Le docteur demeura silencieux pendant quelques instants, puis il redressa la tête et regardant la marquise bien en face :

— Madame, lui dit-il, je n’ai pas l’honneur de vous connaître ; je ne sais de vous que ce qui s’est passé devant moi ; au fond du cœur, je vous crois innocente ; d’ailleurs, en admettant que vous soyez coupable, il n’est pas au monde de fautes ni de crimes, si odieux qu’ils soient, qui justifient les horribles sévices que vous avez subis ; pour moi, votre mari est un scélérat, un monstre ; vous aurez cent fois, mille fois raison d’essayer de lui échapper ; vous êtes dans le cas de légitime défense ; la loi est impuissante à vous protéger ; vous ne devez donc chercher votre salut qu’en vous-même et par vous-même ; je vous aiderai de tout mon pouvoir à sauver votre vie deux fois menacée, mais à une condition ?

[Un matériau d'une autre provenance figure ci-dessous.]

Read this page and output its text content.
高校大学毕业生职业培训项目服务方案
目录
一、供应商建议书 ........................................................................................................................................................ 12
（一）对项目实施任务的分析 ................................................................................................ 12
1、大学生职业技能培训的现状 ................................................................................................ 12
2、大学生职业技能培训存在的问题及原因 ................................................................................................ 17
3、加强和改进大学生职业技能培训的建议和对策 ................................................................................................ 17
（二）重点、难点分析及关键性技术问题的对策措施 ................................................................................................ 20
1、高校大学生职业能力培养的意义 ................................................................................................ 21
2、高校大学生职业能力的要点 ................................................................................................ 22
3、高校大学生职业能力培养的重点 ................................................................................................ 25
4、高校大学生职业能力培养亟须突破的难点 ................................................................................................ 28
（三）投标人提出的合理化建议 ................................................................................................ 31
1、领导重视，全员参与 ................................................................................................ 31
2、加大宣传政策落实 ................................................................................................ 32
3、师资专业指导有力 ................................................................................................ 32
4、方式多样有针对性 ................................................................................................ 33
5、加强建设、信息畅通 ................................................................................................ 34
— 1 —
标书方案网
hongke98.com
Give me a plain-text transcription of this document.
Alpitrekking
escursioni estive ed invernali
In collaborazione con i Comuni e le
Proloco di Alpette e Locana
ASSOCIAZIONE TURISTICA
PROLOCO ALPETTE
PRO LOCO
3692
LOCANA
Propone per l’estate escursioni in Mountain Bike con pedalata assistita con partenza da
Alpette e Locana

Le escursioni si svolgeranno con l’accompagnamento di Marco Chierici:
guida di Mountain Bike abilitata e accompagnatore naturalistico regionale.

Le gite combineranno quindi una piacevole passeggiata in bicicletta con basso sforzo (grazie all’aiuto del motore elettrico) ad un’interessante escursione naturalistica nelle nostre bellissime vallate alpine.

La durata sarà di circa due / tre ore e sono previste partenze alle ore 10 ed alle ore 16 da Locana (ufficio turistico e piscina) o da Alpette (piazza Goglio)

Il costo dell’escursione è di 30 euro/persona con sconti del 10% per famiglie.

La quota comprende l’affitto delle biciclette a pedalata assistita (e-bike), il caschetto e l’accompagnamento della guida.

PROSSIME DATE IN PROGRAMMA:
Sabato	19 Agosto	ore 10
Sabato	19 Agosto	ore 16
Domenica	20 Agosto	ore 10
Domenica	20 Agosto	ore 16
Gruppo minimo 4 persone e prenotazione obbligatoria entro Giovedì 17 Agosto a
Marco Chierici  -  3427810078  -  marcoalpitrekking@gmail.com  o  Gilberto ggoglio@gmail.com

— Laquelle, docteur ? Quelle que soit cette condition, j’y souscris d’avance.

— Cette condition, la voici, madame ; c’est que, satisfaite de vous être mise en sûreté, plus tard, à votre tour, vous n’essayerez pas de vous venger de ce misérable dont vous avez si justement à vous plaindre, sauf s’il survenait des événements impossibles à prévoir, et que, dans tous les cas, vous n’attaquerez pas la première, mais seulement dans le cas de légitime défense.

— Je vous le jure devant Dieu qui m’a sauvée, docteur ; je ne me défendrai que si l’on m’attaque, mais alors je serai sans pitié !

— Et vous aurez d’autant plus raison, madame, que tous les droits seront bien réellement de votre côté. Maintenant, veuillez me dire ce que vous désirez de moi.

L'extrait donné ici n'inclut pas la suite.